Carden used a music notation where the note heads have different shapes. This shape-note system was patented about 20 years earlier by William Little and William Smith in their tune book The Easy Instructor. Little and Smith's shape-note system uses a right-angle triangle for "Fa," a circle for "Sol," a square for "La," and a diamond for "Mi." The major scale is Fa, Sol, La, Fa, Sol, La, Mi, Fa--a scale system that was used by early immigrants from England when they came to America. Since 1810, Little and Smith's shape-note system has become the standard shape-note system for all subsequent books.
Cincinnati was the only industrial center in the West at this point in American history. It was here that Carden found a printing company to have his book printed. This company owned the type setting font that was needed to print shape-note music notation.
By 1824, Carden moved back to Nashville, Tennessee. At this same time, Carden no longer had an editorial role or financial interest in The Missouri Harmony. Carden would later publish The Western Harmony (1824) and The United States Harmony (1829).
The Missouri Harmony went through 10 revisions and at least 23 editions between 1820 and 1857. The printing company took over revising and reprinting the book. The first apparent revision was in 1835 when the publishers added a 38-page supplement. The supplement was compiled "by an amateur," the page numbering system began with page one, and the supplement had its own index.
Another new edition was released in 1850. The book had been completely reworked by "scientific musician" Charles Warren, of Cincinnati, who had corrected "several errors in the harmony." Some of these "errors" were those that Warren had perceived as errors. Parallelisms, unprepared and unresolved dissonances, incomplete chords, and retrogressive patterns were "corrected," and the melodic nature of a harmony part became less interesting to sing. By the time the Civil War began, The Missouri Harmony had declined in usage, and the book was out of print and fell into obscurity.
In the 1980s, a modern-day St. Louis shape-note singer found the 1835 edition The Missouri Harmony in the Library of Congress. She fed a copy machine full of coins to copy the entire book. In 1994, the University of Nebraska Press agreed to publish a facsimile edition based on the photocopies that were made at the Library of Congress.
It soon became apparent that it was a little difficult to sing from the facsimile edition due to blurry print and misprints in some places. The St. Louis singers decided it was time to work on a new and modern edition of The Missouri Harmony, based on the 1835 edition; a committee was appointed to work on this project.

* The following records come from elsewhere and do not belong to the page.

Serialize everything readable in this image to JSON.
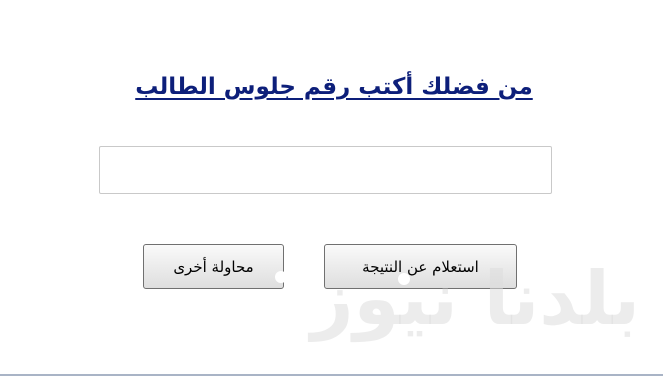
{
  "form": {
    "heading": "من فضلك أكتب رقم جلوس الطالب",
    "seat_number": {
      "value": "",
      "placeholder": ""
    },
    "query_button_label": "استعلام عن النتيجة",
    "retry_button_label": "محاولة أخرى"
  },
  "watermark": {
    "text": "بلدنا نيوز"
  },
  "colors": {
    "heading": "#0d1f7a",
    "input_border": "#c9c9c9",
    "button_border": "#707070",
    "bottom_line": "#a9b4c6"
  }
}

The committee began by deciding on implementing the following factors: 1) the new edition would be used as a supplement at singings using The Sacred Harp, 1991 Edition; 2) since the revision would be used as a supplement, any tune that could also be found in The Sacred Harp, 1991 Edition (Denson Revision) was to be omitted (with few certain exceptions); 3) the supplement that was compiled by "an amateur" would be omitted; and 4) compositions would be added by "some of the most approved and eminent composers, both ancient and modern."
Today, The Missouri Harmony, 2005 Revision is used as a supplement at Sacred Harp singings that use the Denson Revision in the states of Missouri, Arkansas, and Illinois.
Sources:
Carden, Allen D. The Missouri Harmony, or, a Collection of Psalm and Hymn Tunes, and Anthems: an Introduction to the Grounds and Rudiments of Music, (Lincoln: University of Nebraska Press, 1994)
Carden, Allen D. The Missouri Harmony: or, a Choice Collection of Psalm Tunes, Hymns, and Anthems, (Saint Louis: Wings of Song. 2005).
McLemore, B. F. Tracing the Roots of Southern Gospel Singers, (Jasper, TX: B. F. (Bob) McLemore, 2005).
McNeil, W. K. Encyclopedia of American Gospel Music, (New York: Routledge, 2013).